I've been reading about accordions because I want to refresh a UI, but I read a document about the <details> element and accessibility and didn't realise it was from 2019 until I got to the end and saw the comments were all from that year.
Even with old screenshots, you can still see what your next action is supposed to be and what functions were near it. That’s invaluable for trying to find the function you need in a new UI.
I can give you a guide for how to do just about anything using screenshots of the AWS console from years ago and you probably wouldn’t have that tough of a time adapting them to the current UI.
But please do not force me to watch a video. Video-only documentation is the worst thing since advertising - total PITA to watch and keeps me from my goal.
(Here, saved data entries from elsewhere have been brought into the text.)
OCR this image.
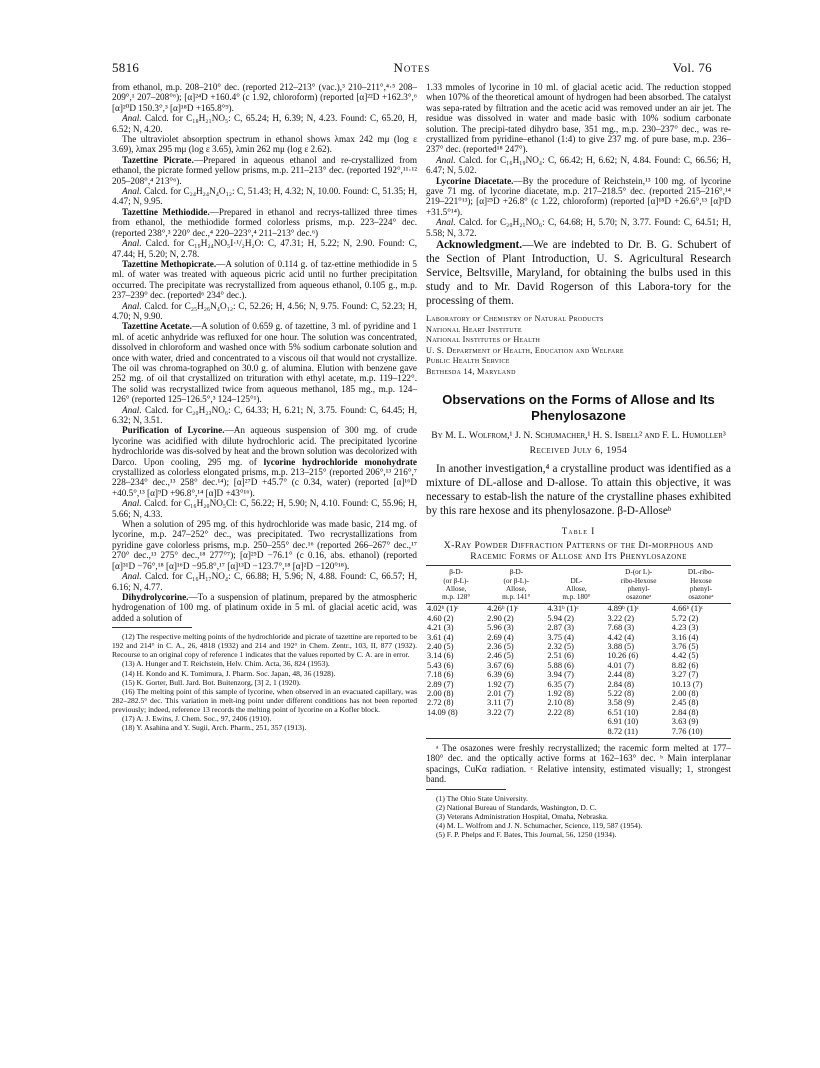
5816	Notes	Vol. 76

from ethanol, m.p. 208–210° dec. (reported 212–213° (vac.),³ 210–211°,⁴·⁵ 208–209°,¹ 207–208°⁶); [α]²⁴D +160.4° (c 1.92, chloroform) (reported [α]²²D +162.3°,⁶ [α]²⁰D 150.3°,³ [α]¹⁸D +165.8°⁹).

Anal. Calcd. for C₁₈H₂₁NO₅: C, 65.24; H, 6.39; N, 4.23. Found: C, 65.20, H, 6.52; N, 4.20.

The ultraviolet absorption spectrum in ethanol shows λmax 242 mμ (log ε 3.69), λmax 295 mμ (log ε 3.65), λmin 262 mμ (log ε 2.62).

Tazettine Picrate.—Prepared in aqueous ethanol and re-crystallized from ethanol, the picrate formed yellow prisms, m.p. 211–213° dec. (reported 192°,¹¹·¹² 205–208°,⁴ 213°⁶).

Anal. Calcd. for C₂₄H₂₄N₄O₁₂: C, 51.43; H, 4.32; N, 10.00. Found: C, 51.35; H, 4.47; N, 9.95.

Tazettine Methiodide.—Prepared in ethanol and recrys-tallized three times from ethanol, the methiodide formed colorless prisms, m.p. 223–224° dec. (reported 238°,³ 220° dec.,⁴ 220–223°,⁴ 211–213° dec.⁶)

Anal. Calcd. for C₁₉H₂₄NO₅I·¹/₂H₂O: C, 47.31; H, 5.22; N, 2.90. Found: C, 47.44; H, 5.20; N, 2.78.

Tazettine Methopicrate.—A solution of 0.114 g. of taz-ettine methiodide in 5 ml. of water was treated with aqueous picric acid until no further precipitation occurred. The precipitate was recrystallized from aqueous ethanol, 0.105 g., m.p. 237–239° dec. (reported⁶ 234° dec.).

Anal. Calcd. for C₂₅H₂₆N₄O₁₂: C, 52.26; H, 4.56; N, 9.75. Found: C, 52.23; H, 4.70; N, 9.90.

Tazettine Acetate.—A solution of 0.659 g. of tazettine, 3 ml. of pyridine and 1 ml. of acetic anhydride was refluxed for one hour. The solution was concentrated, dissolved in chloroform and washed once with 5% sodium carbonate solution and once with water, dried and concentrated to a viscous oil that would not crystallize. The oil was chroma-tographed on 30.0 g. of alumina. Elution with benzene gave 252 mg. of oil that crystallized on trituration with ethyl acetate, m.p. 119–122°. The solid was recrystallized twice from aqueous methanol, 185 mg., m.p. 124–126° (reported 125–126.5°,³ 124–125°¹).

Anal. Calcd. for C₂₀H₂₃NO₆: C, 64.33; H, 6.21; N, 3.75. Found: C, 64.45; H, 6.32; N, 3.51.

Purification of Lycorine.—An aqueous suspension of 300 mg. of crude lycorine was acidified with dilute hydrochloric acid. The precipitated lycorine hydrochloride was dis-solved by heat and the brown solution was decolorized with Darco. Upon cooling, 295 mg. of lycorine hydrochloride monohydrate crystallized as colorless elongated prisms, m.p. 213–215° (reported 206°,¹³ 216°,⁷ 228–234° dec.,¹³ 258° dec.¹⁴); [α]²⁷D +45.7° (c 0.34, water) (reported [α]¹⁶D +40.5°,¹³ [α]⁹D +96.8°,¹⁴ [α]D +43°¹⁶).

Anal. Calcd. for C₁₆H₂₀NO₅Cl: C, 56.22; H, 5.90; N, 4.10. Found: C, 55.96; H, 5.66; N, 4.33.

When a solution of 295 mg. of this hydrochloride was made basic, 214 mg. of lycorine, m.p. 247–252° dec., was precipitated. Two recrystallizations from pyridine gave colorless prisms, m.p. 250–255° dec.¹⁶ (reported 266–267° dec.,¹⁷ 270° dec.,¹³ 275° dec.,¹⁸ 277°⁷); [α]²⁵D −76.1° (c 0.16, abs. ethanol) (reported [α]³¹D −76°,¹⁸ [α]¹⁶D −95.8°,¹⁷ [α]¹³D −123.7°,¹⁸ [α]²D −120°¹⁸).

Anal. Calcd. for C₁₆H₁₇NO₄: C, 66.88; H, 5.96; N, 4.88. Found: C, 66.57; H, 6.16; N, 4.77.

Dihydrolycorine.—To a suspension of platinum, prepared by the atmospheric hydrogenation of 100 mg. of platinum oxide in 5 ml. of glacial acetic acid, was added a solution of

(12) The respective melting points of the hydrochloride and picrate of tazettine are reported to be 192 and 214° in C. A., 26, 4818 (1932) and 214 and 192° in Chem. Zentr., 103, II, 877 (1932). Recourse to an original copy of reference 1 indicates that the values reported by C. A. are in error.

(13) A. Hunger and T. Reichstein, Helv. Chim. Acta, 36, 824 (1953).

(14) H. Kondo and K. Tomimura, J. Pharm. Soc. Japan, 48, 36 (1928).

(15) K. Gorter, Bull. Jard. Bot. Buitenzorg, [3] 2, 1 (1920).

(16) The melting point of this sample of lycorine, when observed in an evacuated capillary, was 282–282.5° dec. This variation in melt-ing point under different conditions has not been reported previously; indeed, reference 13 records the melting point of lycorine on a Kofler block.

(17) A. J. Ewins, J. Chem. Soc., 97, 2406 (1910).

(18) Y. Asahina and Y. Sugii, Arch. Pharm., 251, 357 (1913).

1.33 mmoles of lycorine in 10 ml. of glacial acetic acid. The reduction stopped when 107% of the theoretical amount of hydrogen had been absorbed. The catalyst was sepa-rated by filtration and the acetic acid was removed under an air jet. The residue was dissolved in water and made basic with 10% sodium carbonate solution. The precipi-tated dihydro base, 351 mg., m.p. 230–237° dec., was re-crystallized from pyridine–ethanol (1:4) to give 237 mg. of pure base, m.p. 236–237° dec. (reported¹⁸ 247°).

Anal. Calcd. for C₁₆H₁₉NO₄: C, 66.42; H, 6.62; N, 4.84. Found: C, 66.56; H, 6.47; N, 5.02.

Lycorine Diacetate.—By the procedure of Reichstein,¹³ 100 mg. of lycorine gave 71 mg. of lycorine diacetate, m.p. 217–218.5° dec. (reported 215–216°,¹⁴ 219–221°¹³); [α]²⁵D +26.8° (c 1.22, chloroform) (reported [α]¹⁸D +26.6°,¹³ [α]⁹D +31.5°¹⁴).

Anal. Calcd. for C₂₀H₂₁NO₆: C, 64.68; H, 5.70; N, 3.77. Found: C, 64.51; H, 5.58; N, 3.72.

Acknowledgment.—We are indebted to Dr. B. G. Schubert of the Section of Plant Introduction, U. S. Agricultural Research Service, Beltsville, Maryland, for obtaining the bulbs used in this study and to Mr. David Rogerson of this Labora-tory for the processing of them.

Laboratory of Chemistry of Natural Products
National Heart Institute
National Institutes of Health
U. S. Department of Health, Education and Welfare
Public Health Service
Bethesda 14, Maryland
Observations on the Forms of Allose and Its Phenylosazone
By M. L. Wolfrom,¹ J. N. Schumacher,¹ H. S. Isbell² and F. L. Humoller³
Received July 6, 1954

In another investigation,⁴ a crystalline product was identified as a mixture of DL-allose and D-allose. To attain this objective, it was necessary to estab-lish the nature of the crystalline phases exhibited by this rare hexose and its phenylosazone. β-D-Alloseᵇ

Table I
X-Ray Powder Diffraction Patterns of the Di-morphous and Racemic Forms of Allose and Its Phenylosazone
β-D-
(or β-L)-
Allose,
m.p. 128°	β-D-
(or β-L)-
Allose,
m.p. 141°	DL-
Allose,
m.p. 180°	D-(or L)-
ribo-Hexose
phenyl-
osazoneᵃ	DL-ribo-
Hexose
phenyl-
osazoneᵃ
4.02ᵇ (1)ᶜ	4.26ᵇ (1)ᶜ	4.31ᵇ (1)ᶜ	4.89ᵇ (1)ᶜ	4.66ᵇ (1)ᶜ
4.60 (2)	2.90 (2)	5.94 (2)	3.22 (2)	5.72 (2)
4.21 (3)	5.96 (3)	2.87 (3)	7.68 (3)	4.23 (3)
3.61 (4)	2.69 (4)	3.75 (4)	4.42 (4)	3.16 (4)
2.40 (5)	2.36 (5)	2.32 (5)	3.88 (5)	3.76 (5)
3.14 (6)	2.46 (5)	2.51 (6)	10.26 (6)	4.42 (5)
5.43 (6)	3.67 (6)	5.88 (6)	4.01 (7)	8.82 (6)
7.18 (6)	6.39 (6)	3.94 (7)	2.44 (8)	3.27 (7)
2.89 (7)	1.92 (7)	6.35 (7)	2.84 (8)	10.13 (7)
2.00 (8)	2.01 (7)	1.92 (8)	5.22 (8)	2.00 (8)
2.72 (8)	3.11 (7)	2.10 (8)	3.58 (9)	2.45 (8)
14.09 (8)	3.22 (7)	2.22 (8)	6.51 (10)	2.84 (8)
			6.91 (10)	3.63 (9)
			8.72 (11)	7.76 (10)

ᵃ The osazones were freshly recrystallized; the racemic form melted at 177–180° dec. and the optically active forms at 162–163° dec. ᵇ Main interplanar spacings, CuKα radiation. ᶜ Relative intensity, estimated visually; 1, strongest band.

(1) The Ohio State University.

(2) National Bureau of Standards, Washington, D. C.

(3) Veterans Administration Hospital, Omaha, Nebraska.

(4) M. L. Wolfrom and J. N. Schumacher, Science, 119, 587 (1954).

(5) F. P. Phelps and F. Bates, This Journal, 56, 1250 (1934).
But, I never got the resources to build that UI (it was bigger than anything I'd ever been involved in, and all other projects were with a fully equipped team, this was a solo effort), so unfortunately that part went down the wayside as well.
I understand the arguments against publishing screenshots. But that’s how it feels to me as an external user. And frequently the UI tends to be disappointing. Personally, if I don’t see screenshots for a web or app GitHub project, I probably won’t touch it.
https://docs.iommi.rocks/en/latest/cookbook_tables.html
This is WAY better imo. It's just html, so works better on mobile. It doesn't have issues with different screen resolutions, and it also has none of the problems with accessibility. It's just HTML.
https://apiflash.com
Quite a few of my clients use it to add "always up to date" screenshots to their documentation.
Screenshots can be a useful learning aid. For example, if you are guiding someone through a complex product action which involves several steps, a series of screenshots can be helpful.
If you are writing a tutorial, having a screenshot of output (i.e. a web page, an image, a UI) is useful for readers so they can visually match what they have to the result you have. (This is not applicable for text-only outputs).